ナタリー・バーネイという人の恋多き生涯(ただし相手は女性だけ)を描いた『レスボスの女王』という本を読んで、大変面白かったので、彼女のエピソードと言うか、ロマンスと言うか、アヴァンチュールと言うか、まあそんなもの(もちろん相手はすべて女性)をいくつかご紹介しようと思うのですが、その前に、彼女の人となりを大雑把に知っておく必要があります。以下は英語版ウィキペディアから、彼女のキャリアの要約です。
ナタリー・クリフォード・バーネイ(1876年10月31日-1972年2月2日)はアメリカ人でありながら、パリで執筆活動をし、文芸サロンを主催した。(中略)
彼女はオープン・レズビアンで、早くも1900年から同性に寄せた恋愛詩を彼女自身の名前で出版し始めた。スキャンダルについては『厄介ごとを追っ払う最良の手段』だと考えていた。その著作において、彼女はフェミニズム、パガニズム、パシフィズムを支持した。一婦一婦制に反対し、多くの相手と同時期に、短期間の、あるいは長期にわたる関係を持った。彼女の生涯と数々の恋愛事件は多くの小説に取り上げられ、フランスでベストセラーとなった好色本『サッフォーの牧歌』から、恐らく20世紀におけるもっとも有名なレズビアン小説『孤独の井戸』にまで及んでいる。
ここでもう一つ付け加えておかなければならないのは、彼女の実家のバーネイ家は大変なお金持ちで、彼女は生まれてから95歳で亡くなるまで、二度の大戦を経験しながら、終生お金に困ることがなかったという点です。ここを押さえておかないと、彼女の破天荒な生きざまは理解できません。
さて、後に「ワシントンのサッフォー」と呼ばれることになるこの美しいネイティヴ・レズビアンは、「栴檀は双葉より芳し」の諺どおり、12歳にして自分が同性しか愛せないことを悟るや、以後めきめきと頭角をあらわします。彼女は厳格なお父さんの意思に反旗を翻すべく、ひたすら機会をうかがいます。
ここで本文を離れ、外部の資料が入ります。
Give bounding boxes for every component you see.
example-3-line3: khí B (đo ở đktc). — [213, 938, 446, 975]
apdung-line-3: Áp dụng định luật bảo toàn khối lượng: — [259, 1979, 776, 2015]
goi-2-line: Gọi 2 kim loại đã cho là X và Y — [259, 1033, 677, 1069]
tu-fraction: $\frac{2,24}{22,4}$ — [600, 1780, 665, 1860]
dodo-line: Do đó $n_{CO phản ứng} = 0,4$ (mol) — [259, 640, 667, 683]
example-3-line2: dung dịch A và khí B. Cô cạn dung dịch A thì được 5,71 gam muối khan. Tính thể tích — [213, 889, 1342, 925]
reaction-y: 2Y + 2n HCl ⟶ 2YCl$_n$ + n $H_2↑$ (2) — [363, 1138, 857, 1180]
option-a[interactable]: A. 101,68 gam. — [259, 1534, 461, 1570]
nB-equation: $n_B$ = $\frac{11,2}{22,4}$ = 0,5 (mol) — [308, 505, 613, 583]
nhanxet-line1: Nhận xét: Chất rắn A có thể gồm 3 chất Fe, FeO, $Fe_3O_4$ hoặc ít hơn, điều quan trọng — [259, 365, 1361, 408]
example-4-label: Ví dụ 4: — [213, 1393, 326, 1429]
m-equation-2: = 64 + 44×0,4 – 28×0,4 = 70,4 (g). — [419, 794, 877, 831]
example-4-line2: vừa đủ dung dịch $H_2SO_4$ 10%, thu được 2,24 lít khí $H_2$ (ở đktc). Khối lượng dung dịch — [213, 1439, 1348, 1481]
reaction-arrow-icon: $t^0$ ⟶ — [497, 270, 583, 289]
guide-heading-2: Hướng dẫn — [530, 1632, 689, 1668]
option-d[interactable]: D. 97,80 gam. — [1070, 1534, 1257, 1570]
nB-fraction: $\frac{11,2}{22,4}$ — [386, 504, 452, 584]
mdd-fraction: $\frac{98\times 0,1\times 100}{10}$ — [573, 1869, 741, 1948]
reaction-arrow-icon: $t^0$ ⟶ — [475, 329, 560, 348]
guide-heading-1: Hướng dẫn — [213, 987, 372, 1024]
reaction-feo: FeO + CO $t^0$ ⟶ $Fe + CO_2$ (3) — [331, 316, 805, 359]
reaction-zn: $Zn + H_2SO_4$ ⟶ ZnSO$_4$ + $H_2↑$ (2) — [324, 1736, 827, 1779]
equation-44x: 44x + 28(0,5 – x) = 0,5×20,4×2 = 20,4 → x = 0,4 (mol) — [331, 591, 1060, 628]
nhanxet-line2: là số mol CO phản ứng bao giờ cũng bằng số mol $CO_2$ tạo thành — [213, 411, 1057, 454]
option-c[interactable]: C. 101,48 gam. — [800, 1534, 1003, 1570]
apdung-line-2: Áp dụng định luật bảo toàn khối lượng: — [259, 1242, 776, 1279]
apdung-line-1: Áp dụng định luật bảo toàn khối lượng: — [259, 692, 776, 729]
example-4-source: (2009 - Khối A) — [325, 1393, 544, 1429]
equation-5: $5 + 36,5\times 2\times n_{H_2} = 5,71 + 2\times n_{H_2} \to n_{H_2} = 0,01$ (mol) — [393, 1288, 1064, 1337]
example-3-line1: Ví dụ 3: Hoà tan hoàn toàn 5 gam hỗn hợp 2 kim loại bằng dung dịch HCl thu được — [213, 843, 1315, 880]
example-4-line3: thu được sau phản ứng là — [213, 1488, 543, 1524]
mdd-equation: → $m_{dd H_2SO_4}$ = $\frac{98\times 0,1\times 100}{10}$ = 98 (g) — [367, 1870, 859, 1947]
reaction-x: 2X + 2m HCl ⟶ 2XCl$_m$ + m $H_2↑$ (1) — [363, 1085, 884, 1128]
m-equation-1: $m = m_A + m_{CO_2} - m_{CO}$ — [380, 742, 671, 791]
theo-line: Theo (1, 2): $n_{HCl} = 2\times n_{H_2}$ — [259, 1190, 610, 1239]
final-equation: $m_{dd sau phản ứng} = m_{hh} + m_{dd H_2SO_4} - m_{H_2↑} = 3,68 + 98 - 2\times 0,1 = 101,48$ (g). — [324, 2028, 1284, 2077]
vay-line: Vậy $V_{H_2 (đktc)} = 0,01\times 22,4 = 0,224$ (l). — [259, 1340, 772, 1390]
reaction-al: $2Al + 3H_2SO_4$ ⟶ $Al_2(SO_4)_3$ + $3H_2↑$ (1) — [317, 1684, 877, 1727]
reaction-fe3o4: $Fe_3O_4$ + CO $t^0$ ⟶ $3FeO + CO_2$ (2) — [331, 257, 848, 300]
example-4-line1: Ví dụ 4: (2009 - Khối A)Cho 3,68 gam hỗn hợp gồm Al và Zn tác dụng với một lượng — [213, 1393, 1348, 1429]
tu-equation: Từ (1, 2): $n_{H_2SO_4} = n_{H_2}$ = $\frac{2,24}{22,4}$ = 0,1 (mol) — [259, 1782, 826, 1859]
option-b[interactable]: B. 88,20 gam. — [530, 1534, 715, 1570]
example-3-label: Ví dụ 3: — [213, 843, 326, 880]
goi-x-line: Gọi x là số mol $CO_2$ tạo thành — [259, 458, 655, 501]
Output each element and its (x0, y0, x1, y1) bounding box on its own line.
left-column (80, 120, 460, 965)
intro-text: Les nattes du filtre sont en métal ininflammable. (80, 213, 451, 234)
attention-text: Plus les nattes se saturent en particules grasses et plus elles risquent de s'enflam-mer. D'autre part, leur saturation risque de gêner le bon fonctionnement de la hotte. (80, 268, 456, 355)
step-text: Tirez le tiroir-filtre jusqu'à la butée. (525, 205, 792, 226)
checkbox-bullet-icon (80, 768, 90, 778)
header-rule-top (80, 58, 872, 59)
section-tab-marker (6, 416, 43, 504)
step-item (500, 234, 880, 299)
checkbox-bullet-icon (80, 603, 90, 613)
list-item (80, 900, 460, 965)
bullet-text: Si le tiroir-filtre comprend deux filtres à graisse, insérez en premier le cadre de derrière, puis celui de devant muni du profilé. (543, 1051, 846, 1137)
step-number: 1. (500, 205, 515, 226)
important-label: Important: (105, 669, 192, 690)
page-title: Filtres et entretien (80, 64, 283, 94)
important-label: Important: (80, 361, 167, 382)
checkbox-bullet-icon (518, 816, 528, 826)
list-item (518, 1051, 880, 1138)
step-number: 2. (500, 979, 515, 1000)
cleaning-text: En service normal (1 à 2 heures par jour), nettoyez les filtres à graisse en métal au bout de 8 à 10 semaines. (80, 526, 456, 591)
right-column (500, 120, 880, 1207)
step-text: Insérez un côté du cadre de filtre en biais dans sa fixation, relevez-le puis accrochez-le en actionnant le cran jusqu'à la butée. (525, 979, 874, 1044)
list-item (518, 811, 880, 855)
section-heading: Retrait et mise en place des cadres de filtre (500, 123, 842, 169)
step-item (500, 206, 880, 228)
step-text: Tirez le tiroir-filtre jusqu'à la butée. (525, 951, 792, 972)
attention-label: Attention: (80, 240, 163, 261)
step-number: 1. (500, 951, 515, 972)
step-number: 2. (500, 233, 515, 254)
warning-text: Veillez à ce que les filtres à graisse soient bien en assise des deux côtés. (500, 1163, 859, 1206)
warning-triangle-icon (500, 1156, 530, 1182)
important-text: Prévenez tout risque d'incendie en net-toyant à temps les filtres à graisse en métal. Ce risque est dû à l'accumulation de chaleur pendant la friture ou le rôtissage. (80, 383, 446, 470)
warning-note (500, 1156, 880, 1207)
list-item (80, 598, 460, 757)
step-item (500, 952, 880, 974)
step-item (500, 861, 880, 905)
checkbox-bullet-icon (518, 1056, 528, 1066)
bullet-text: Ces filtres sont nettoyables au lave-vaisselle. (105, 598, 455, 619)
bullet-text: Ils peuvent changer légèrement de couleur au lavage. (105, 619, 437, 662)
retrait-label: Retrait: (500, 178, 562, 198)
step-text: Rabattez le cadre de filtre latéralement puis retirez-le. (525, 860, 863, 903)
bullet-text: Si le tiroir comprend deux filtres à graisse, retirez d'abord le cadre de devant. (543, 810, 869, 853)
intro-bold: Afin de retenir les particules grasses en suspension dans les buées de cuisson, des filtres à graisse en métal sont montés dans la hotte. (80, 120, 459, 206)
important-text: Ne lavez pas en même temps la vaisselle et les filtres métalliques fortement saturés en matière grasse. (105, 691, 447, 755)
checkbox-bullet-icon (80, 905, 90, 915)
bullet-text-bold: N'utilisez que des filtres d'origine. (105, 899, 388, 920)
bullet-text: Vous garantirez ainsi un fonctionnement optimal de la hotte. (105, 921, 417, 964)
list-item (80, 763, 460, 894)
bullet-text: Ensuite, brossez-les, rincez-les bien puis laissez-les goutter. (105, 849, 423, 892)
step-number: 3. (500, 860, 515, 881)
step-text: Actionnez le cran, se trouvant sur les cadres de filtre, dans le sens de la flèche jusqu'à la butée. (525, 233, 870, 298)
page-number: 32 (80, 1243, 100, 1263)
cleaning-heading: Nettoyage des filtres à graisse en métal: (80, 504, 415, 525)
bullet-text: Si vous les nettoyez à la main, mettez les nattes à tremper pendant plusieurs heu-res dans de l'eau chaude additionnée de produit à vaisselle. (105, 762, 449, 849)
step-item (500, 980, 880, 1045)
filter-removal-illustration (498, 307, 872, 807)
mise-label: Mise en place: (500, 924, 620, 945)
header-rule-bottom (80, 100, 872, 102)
普通の良家のお嬢さんのように、型通り社交界にデビューして、男と結婚させられるのが嫌でたまらなかったのですね。
20歳になるかならないかの頃、ナタリーはお父さんに連れられてパリに現れますが、お父さんは所用でロンドンへ行かねばならず、「フランス語と文学の知識を磨くと言う口実で」ナタリーは独り(監視付きで)パリにとどまる許可を得ます。好機到来!パリジェンヌの美しさに魅せられたナタリーは、さっそく「ベルヴィルのサッフォーたちや、プレーヌ・モンソーのビリチスたち」(要するにパリのレスビエンヌたち)と接触しようと図りますが、所詮箱入り娘の身ですから、右も左もわかりません。そんな時、たまたま散歩中に、彼女はリアーヌ・ド・プージィという当時人気絶頂のクルチザンヌを遠目に垣間見て、一目惚れしてしまいます(その時、彼女はまだ「クルチザンヌ」という言葉の意味を知らなかったそうです)。しばらくしてお父さんは彼女をワシントンへ連れ戻し、首尾よく社交界にデビューさせた上で、ピッツバーグの大金持ちの跡取息子と婚約までさせてしまいますが、リアーヌをあきらめきれないナタリーは、今度はホイッスラーに絵を習いたいと言うお母さんのお供として、パリに戻り、リアーヌへの求愛を試みます。毎日のように大量に送られてくる花束と熱烈なラブレターを見て、リアーヌの方では当然警戒します。この花束の贈り主はどんな女だろうか?「大きな足をしたドイツ女かもしれない。それともセンチメンタルな、太ったスイス女だろうか?」ところがリアーヌの目の前に現れたアメリカ人女性は、端正な顔立ちとすらりとした肢体、それに「月光」に喩えられた美しい金髪の持ち主でした。しかもこのうら若き美女はお小姓のいでたちで現れて、馬車から降りようとするリアーヌの足もとにひざまずいて愛を乞うのです。何という光景でしょう!